Sunday, February 8, 2015

Commons to vote on mitochondrial therapy

A radical new approach developed in the United Kingdom for the treatment of a potentially wide spectrum of inherited — and hitherto incurable — diseases has run into controversial waters. The future of the technique known as ‘mitochondrial replacement therapy’ or MRT will be decided by a parliamentary vote on Tuesday, February 3.
Professor of Neurology and Director of the Wellcome Trust Centre of Mitochondrial Disease Doug Turnbull and his team at the University of Newcastle upon Tyne have pioneered the method. It treats women with mitochondrial disease (a range of inherited diseases caused by defective mitochondria, the elements in the cell that generate energy), by replacing the dysfunctional mitochondria carried by a woman who wishes to conceive with the healthy mitochondria of a donor. The egg is then fertilised with the partner’s sperm through IVF. The embryo thus created is one technically cleansed of the mutated mitochondrial DNA that the mother originally carried.

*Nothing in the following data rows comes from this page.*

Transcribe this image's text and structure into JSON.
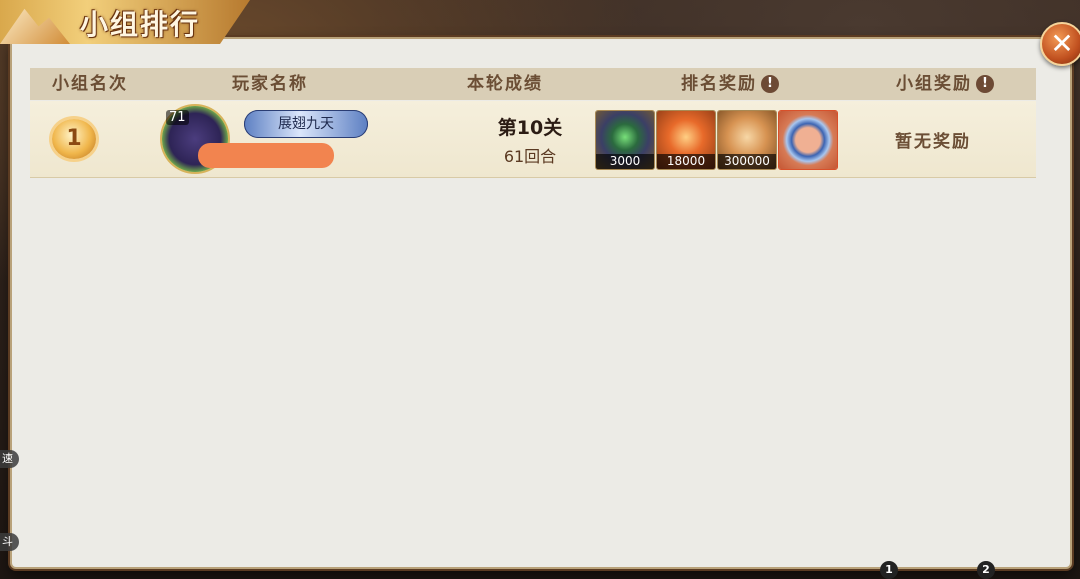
{
  "title": "小组排行",
  "close_icon": "close-icon",
  "columns": {
    "rank": "小组名次",
    "player": "玩家名称",
    "score": "本轮成绩",
    "rank_reward": "排名奖励",
    "group_reward": "小组奖励",
    "info_glyph": "!"
  },
  "rows": [
    {
      "rank": "1",
      "level": "71",
      "player_title": "展翅九天",
      "stage": "第10关",
      "rounds": "61回合",
      "rewards": [
        {
          "item": "jade-chest",
          "qty": "3000"
        },
        {
          "item": "fire-orb",
          "qty": "18000"
        },
        {
          "item": "copper-coin",
          "qty": "300000"
        },
        {
          "item": "spirit-ring",
          "qty": ""
        }
      ],
      "group_reward": "暂无奖励"
    }
  ],
  "side_tags": [
    "速",
    "斗"
  ],
  "pages": [
    "1",
    "2"
  ],
  "colors": {
    "panel": "#ecebe6",
    "header": "#d9ceb6",
    "accent": "#6b4e35",
    "close": "#c0501f"
  }
}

Tuesday’s vote in the House of Commons will decide whether the United Kingdom’s Human Fertilisation and Embryology Authority can grant licences to allow the replacement therapy to be conducted in U.K. clinics.
Researchers are concerned that the vociferous opposition to the technique led by the Church of England may carry weight with Members of Parliament and public opinion at large. The Church opposes the technique on the grounds that the manipulation of the nuclear DNA of two women and a man would create three-parent babies, leading to what they warn is a “Frankenstein future”.
“We have been working on this for 15 years,” Professor Turnbull was quoted by The Observer on Sunday as saying. Calling the review process as an “exemplary example of proper consultation and evidence-based policy”, he argues that the denial of the procedure by Parliament would affect the chances of women affected by the condition to have healthy children.
Human mitochondrial disorders are among the most common genetic diseases, affecting around one in 6500 people. They are believed to be the reason behind 150 known conditions.